The airline has released a statement that says they require all passengers to comply with FAA safety regulations and crew member instructions. If you had a sleeping baby in a baby carrier, would you want to comply with a flight attendant’s request to remove your baby for takeoff and landing?
If you’re traveling without buying a separate seat for your baby (known as flying with a “lap baby”), it might seem safer to keep them in a baby carrier, rather than loose on your lap. However, it’s important to factor in the high speeds and g-forces. During takeoff and landing, and especially during an incident, having your child strapped to your body in a baby carrier can actually hurt them.
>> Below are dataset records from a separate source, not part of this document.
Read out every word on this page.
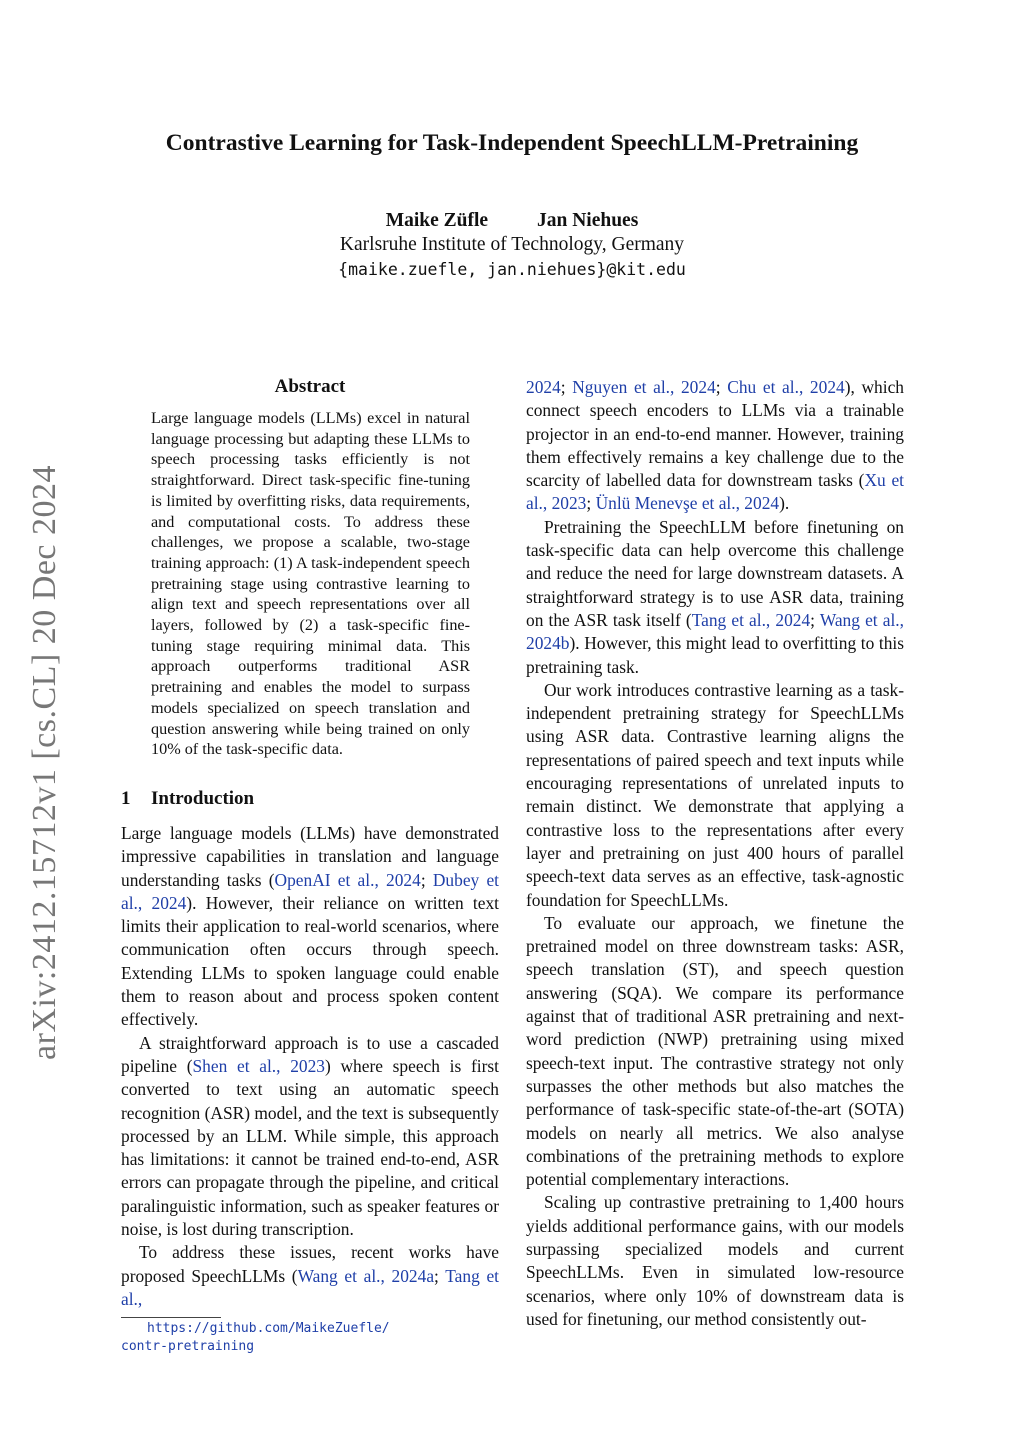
arXiv:2412.15712v1 [cs.CL] 20 Dec 2024
Contrastive Learning for Task-Independent SpeechLLM-Pretraining
Maike Züfle	Jan Niehues
Karlsruhe Institute of Technology, Germany
{maike.zuefle, jan.niehues}@kit.edu
Abstract
Large language models (LLMs) excel in natural language processing but adapting these LLMs to speech processing tasks efficiently is not straightforward. Direct task-specific fine-tuning is limited by overfitting risks, data requirements, and computational costs. To address these challenges, we propose a scalable, two-stage training approach: (1) A task-independent speech pretraining stage using contrastive learning to align text and speech representations over all layers, followed by (2) a task-specific fine-tuning stage requiring minimal data. This approach outperforms traditional ASR pretraining and enables the model to surpass models specialized on speech translation and question answering while being trained on only 10% of the task-specific data.
1 Introduction

Large language models (LLMs) have demonstrated impressive capabilities in translation and language understanding tasks (OpenAI et al., 2024; Dubey et al., 2024). However, their reliance on written text limits their application to real-world scenarios, where communication often occurs through speech. Extending LLMs to spoken language could enable them to reason about and process spoken content effectively.

A straightforward approach is to use a cascaded pipeline (Shen et al., 2023) where speech is first converted to text using an automatic speech recognition (ASR) model, and the text is subsequently processed by an LLM. While simple, this approach has limitations: it cannot be trained end-to-end, ASR errors can propagate through the pipeline, and critical paralinguistic information, such as speaker features or noise, is lost during transcription.

To address these issues, recent works have proposed SpeechLLMs (Wang et al., 2024a; Tang et al.,

https://github.com/MaikeZuefle/
contr-pretraining

2024; Nguyen et al., 2024; Chu et al., 2024), which connect speech encoders to LLMs via a trainable projector in an end-to-end manner. However, training them effectively remains a key challenge due to the scarcity of labelled data for downstream tasks (Xu et al., 2023; Ünlü Menevşe et al., 2024).

Pretraining the SpeechLLM before finetuning on task-specific data can help overcome this challenge and reduce the need for large downstream datasets. A straightforward strategy is to use ASR data, training on the ASR task itself (Tang et al., 2024; Wang et al., 2024b). However, this might lead to overfitting to this pretraining task.

Our work introduces contrastive learning as a task-independent pretraining strategy for SpeechLLMs using ASR data. Contrastive learning aligns the representations of paired speech and text inputs while encouraging representations of unrelated inputs to remain distinct. We demonstrate that applying a contrastive loss to the representations after every layer and pretraining on just 400 hours of parallel speech-text data serves as an effective, task-agnostic foundation for SpeechLLMs.

To evaluate our approach, we finetune the pretrained model on three downstream tasks: ASR, speech translation (ST), and speech question answering (SQA). We compare its performance against that of traditional ASR pretraining and next-word prediction (NWP) pretraining using mixed speech-text input. The contrastive strategy not only surpasses the other methods but also matches the performance of task-specific state-of-the-art (SOTA) models on nearly all metrics. We also analyse combinations of the pretraining methods to explore potential complementary interactions.

Scaling up contrastive pretraining to 1,400 hours yields additional performance gains, with our models surpassing specialized models and current SpeechLLMs. Even in simulated low-resource scenarios, where only 10% of downstream data is used for finetuning, our method consistently out-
Your adult-sized body can end up smashing into your baby’s body. When worn in a carrier properly, you should be able to kiss the top of the baby’s head. During the force of turbulence or an incident, your head could be thrown forward, causing your chin to hit the baby’s head forcefully.
There’s another thing to consider — would your baby carrier even hold up to that kind of force? Odds are the carrier would rip off of you. That’s no safer than just holding a baby in your lap. One study tested a Baby Bjorn carrier loaded with a forward-facing 20-pound crash test dummy. In a simulated crash at just 21 miles per hour, the carrier ripped apart. Under the g-forces of the crash, the 20-pound baby became 180 pounds, far more than the carrier could hold. Keep in mind that the forces involved in a 21-mile-per-hour car crash are significantly less than those involved if something goes wrong when a plane is taking off or landing, if there’s bad turbulence, or if there’s some other kind of incident during the flight.
The FAA requires babies to be removed from carriers during takeoff and landing. (Technically, the baby can stay in a baby carrier, but the carrier must not be attached to the parent’s body.) The FAA and flight attendants want you and your baby to be safe. Even though babies are allowed to fly on a parent’s lap, the only way for a baby to truly be safe on a flight is strapped into an FAA-approved car seat that is secured to an airplane seat.